Ketentuan seleksi ini dipatuhi dengan ketat. Ia mencontohkan, dalam Muktamar Muhammadiyah di Malang pada 2005 ada tokoh Muhammadiyah, seorang mantan menteri agama, tetapi karena keanggotaannya belum memenuhi persyaratan, oleh panitia didiskualifikasi.

Ia menambahkan, hak suara masing-masing daerah atau setingkat kabupaten berbeda sesuai dengan kuota yang diatur oleh PP. Secara otomatis, masing-masing daerah mengirimkan dua peserta tetapi ada tambahan tergantung jumlah cabangnya.

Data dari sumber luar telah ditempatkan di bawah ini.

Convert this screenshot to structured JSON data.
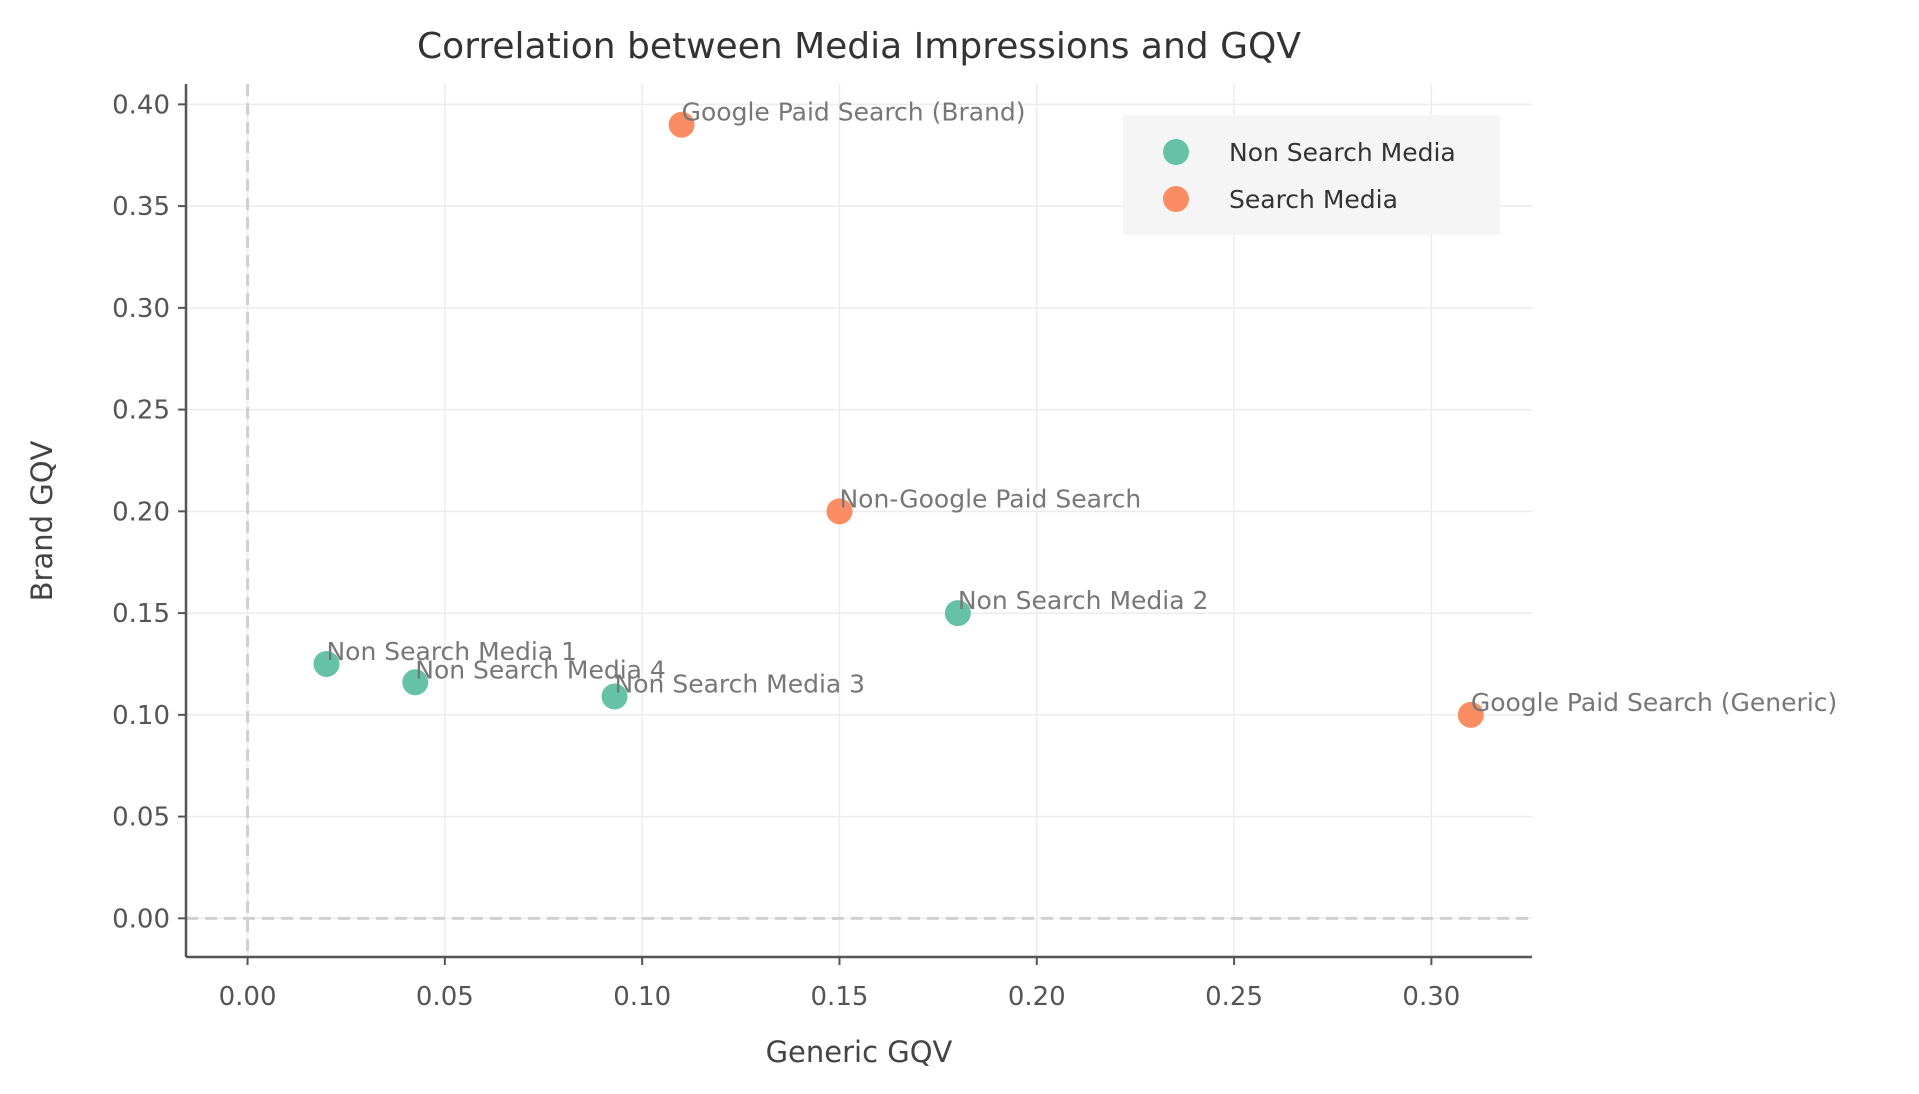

“Kalau peserta daerah dua orang, ini otomatis, besar atau kecil, tetapi ada tambahan lain tergantung jumlah cabangnya. Kalau ngak salah satu sampai enam cabang itu satu. Kalau satu daerah punya enam cabang, berarti dua plus satu, berarti punya tiga hak suara,” tuturnya.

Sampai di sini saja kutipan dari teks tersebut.